Abstract
Introduction: Prostate cancer (PC), which is a disease driven
by the activity of the androgen receptor (AR), is the most commonly
diagnosed malignancy and despite advances in diagnostic and treatment
strategies, PC is the second most common cause of cancer mortality in
men [(Bray et al., 2018)](#ref-0012). Taxane-based chemotherapy is
the only chemotherapy that prolongs survival in metastatic PC patients
[(Petrylak et al., 2004; Tannock et al., 2004)](#ref-0097). At the
cellular level, taxanes bind to and stabilize microtubules (MTs)

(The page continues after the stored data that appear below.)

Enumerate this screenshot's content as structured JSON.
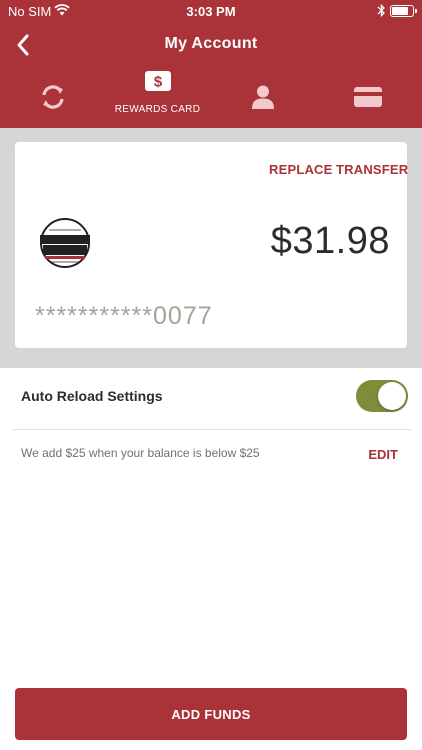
{
  "status_bar": {
    "carrier": "No SIM",
    "time": "3:03 PM"
  },
  "header": {
    "title": "My Account"
  },
  "tabs": [
    {
      "id": "refresh",
      "label": ""
    },
    {
      "id": "rewards-card",
      "label": "REWARDS CARD",
      "selected": true
    },
    {
      "id": "profile",
      "label": ""
    },
    {
      "id": "payment",
      "label": ""
    }
  ],
  "card": {
    "replace_label": "REPLACE",
    "transfer_label": "TRANSFER",
    "balance": "$31.98",
    "number_masked": "***********0077",
    "logo_text": "BRUEGGER'S BAGELS"
  },
  "auto_reload": {
    "title": "Auto Reload Settings",
    "enabled": true,
    "description": "We add $25 when your balance is below $25",
    "edit_label": "EDIT"
  },
  "footer": {
    "add_funds_label": "ADD FUNDS"
  },
  "colors": {
    "brand_red": "#a93339",
    "toggle_on": "#808c3a",
    "card_bg": "#d6d6d6"
  }
}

inhibiting all MT-dependent intracellular pathways. MTs are highly
dynamic polymers that stochastically switch between phases of growth,
shrinkage, and pause [(Jordan and Wilson, 2004)](#ref-0058).

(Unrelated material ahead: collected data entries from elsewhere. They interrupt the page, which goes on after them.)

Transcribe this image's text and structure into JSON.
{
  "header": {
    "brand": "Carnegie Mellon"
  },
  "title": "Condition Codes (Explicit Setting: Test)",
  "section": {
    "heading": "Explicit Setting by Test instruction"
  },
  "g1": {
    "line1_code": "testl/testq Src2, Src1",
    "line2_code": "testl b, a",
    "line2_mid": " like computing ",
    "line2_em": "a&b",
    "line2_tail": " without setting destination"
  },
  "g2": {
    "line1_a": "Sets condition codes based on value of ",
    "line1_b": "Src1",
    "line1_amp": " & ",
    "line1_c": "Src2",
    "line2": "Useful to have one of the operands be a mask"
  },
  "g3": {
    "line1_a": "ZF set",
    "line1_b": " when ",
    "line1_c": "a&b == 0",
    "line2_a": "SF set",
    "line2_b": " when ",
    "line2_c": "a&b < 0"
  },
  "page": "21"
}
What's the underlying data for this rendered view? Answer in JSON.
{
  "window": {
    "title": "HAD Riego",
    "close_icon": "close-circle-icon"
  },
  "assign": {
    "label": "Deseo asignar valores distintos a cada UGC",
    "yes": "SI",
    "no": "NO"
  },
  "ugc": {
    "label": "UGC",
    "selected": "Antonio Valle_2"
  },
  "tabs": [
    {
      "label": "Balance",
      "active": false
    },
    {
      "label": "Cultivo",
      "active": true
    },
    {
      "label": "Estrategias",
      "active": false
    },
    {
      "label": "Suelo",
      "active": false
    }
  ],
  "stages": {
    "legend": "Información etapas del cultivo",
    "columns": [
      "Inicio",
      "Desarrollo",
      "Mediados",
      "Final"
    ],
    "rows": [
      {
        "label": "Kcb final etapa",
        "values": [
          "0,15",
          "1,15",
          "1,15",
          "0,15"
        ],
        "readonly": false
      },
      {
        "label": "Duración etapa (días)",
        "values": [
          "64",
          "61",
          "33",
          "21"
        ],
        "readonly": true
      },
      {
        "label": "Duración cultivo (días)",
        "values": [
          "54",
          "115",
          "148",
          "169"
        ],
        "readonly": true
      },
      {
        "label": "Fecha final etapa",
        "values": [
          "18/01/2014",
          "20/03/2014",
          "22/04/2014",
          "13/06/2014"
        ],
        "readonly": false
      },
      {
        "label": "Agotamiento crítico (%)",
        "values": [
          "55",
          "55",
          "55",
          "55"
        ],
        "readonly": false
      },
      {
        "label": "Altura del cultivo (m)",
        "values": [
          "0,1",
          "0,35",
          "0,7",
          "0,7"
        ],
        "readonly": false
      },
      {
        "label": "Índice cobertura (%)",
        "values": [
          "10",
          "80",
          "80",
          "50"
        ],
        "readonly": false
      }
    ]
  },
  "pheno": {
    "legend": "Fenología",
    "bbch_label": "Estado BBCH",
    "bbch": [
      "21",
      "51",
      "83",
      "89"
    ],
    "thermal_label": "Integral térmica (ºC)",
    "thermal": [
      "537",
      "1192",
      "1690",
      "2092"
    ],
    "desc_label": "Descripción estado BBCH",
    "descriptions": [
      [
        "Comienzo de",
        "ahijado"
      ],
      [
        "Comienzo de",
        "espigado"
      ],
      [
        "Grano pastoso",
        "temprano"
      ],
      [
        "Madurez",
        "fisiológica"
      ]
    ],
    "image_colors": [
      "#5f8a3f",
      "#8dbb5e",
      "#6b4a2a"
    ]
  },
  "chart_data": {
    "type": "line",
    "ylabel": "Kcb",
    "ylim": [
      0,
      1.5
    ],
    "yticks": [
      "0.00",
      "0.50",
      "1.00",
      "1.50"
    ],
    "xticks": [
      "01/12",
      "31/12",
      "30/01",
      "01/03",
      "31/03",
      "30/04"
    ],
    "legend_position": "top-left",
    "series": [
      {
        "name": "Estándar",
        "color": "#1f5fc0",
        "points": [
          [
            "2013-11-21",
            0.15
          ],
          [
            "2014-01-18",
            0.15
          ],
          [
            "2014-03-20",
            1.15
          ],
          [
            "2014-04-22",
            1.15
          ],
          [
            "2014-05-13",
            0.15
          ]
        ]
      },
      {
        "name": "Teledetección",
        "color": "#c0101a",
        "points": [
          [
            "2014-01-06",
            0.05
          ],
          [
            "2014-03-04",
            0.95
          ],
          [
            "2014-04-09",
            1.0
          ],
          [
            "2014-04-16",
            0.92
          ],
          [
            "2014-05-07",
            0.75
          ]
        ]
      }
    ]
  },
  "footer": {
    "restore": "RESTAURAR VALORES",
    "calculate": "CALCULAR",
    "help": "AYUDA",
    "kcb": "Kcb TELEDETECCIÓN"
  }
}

Altered MT dynamics endow cancer cells with both survival and migratory
advantages [(Mitchison, 2012)](#ref-0090). Taxanes inhibit MT
dynamics and alter the spatial organization of the MT network, thereby
inhibiting intracellular trafficking of molecular cargo critical for
tumor survival. In PC specifically, taxanes inhibit transcriptional
activity downstream of MT stabilization [(Thadani-Mulero et al.,
2012)](#ref-0112) and AR nuclear accumulation [(Darshan et al.,
2011; Zhu et al., 2010)](#ref-0021). Methods: Different
tubulin inhibitors, even from within the same structural class as the
taxanes, affect distinct parameters of MT dynamics [(Jordan and
Wilson, 2004)](#ref-0058), yet the selection of taxane for
chemotherapy is not based on the particular patterns of dynamic behavior
of the MT cytoskeleton in individual patients. We envisage that
systematic characterization using quantitative analysis of MT dynamics
in PC patient cells expressing clinically relevant protein isoforms
[(Matov et al., 2024; Thoma et al., 2010)](#ref-0082), before and
after treatment with each of the taxanes, will allow us to identify
criteria for the selection of the most suitable drug combination at the
onset of treatment. Results: We link MT dynamics in the
presence of AR variants and sensitivity/resistance to taxanes and
connect fundamental research with clinically relevant concepts to
elucidate cellular mechanisms of clinical response to taxanes and, thus,
advance the customization of therapy. Our computational live-cell
analysis addresses questions in the context of the inherent differences
in MT homeostasis as a function of AR content in PC cells, the specific
parameters of MT dynamics each of the taxanes affects, and how can this
information be used to match endogenous patterns of MT dynamics with
drug-modulated MT behavior. Conclusion: We investigate whether
the sensitivity to taxanes, evaluated by computational analysis of MTs,
can be linked to gene expression correlated with AR and its variants,
and whether the resistance to taxanes can be linked to the presence of a
specific AR splice variant, and can we identify which of the taxanes
will be most effective based on the endogenous patterns of MT dynamics.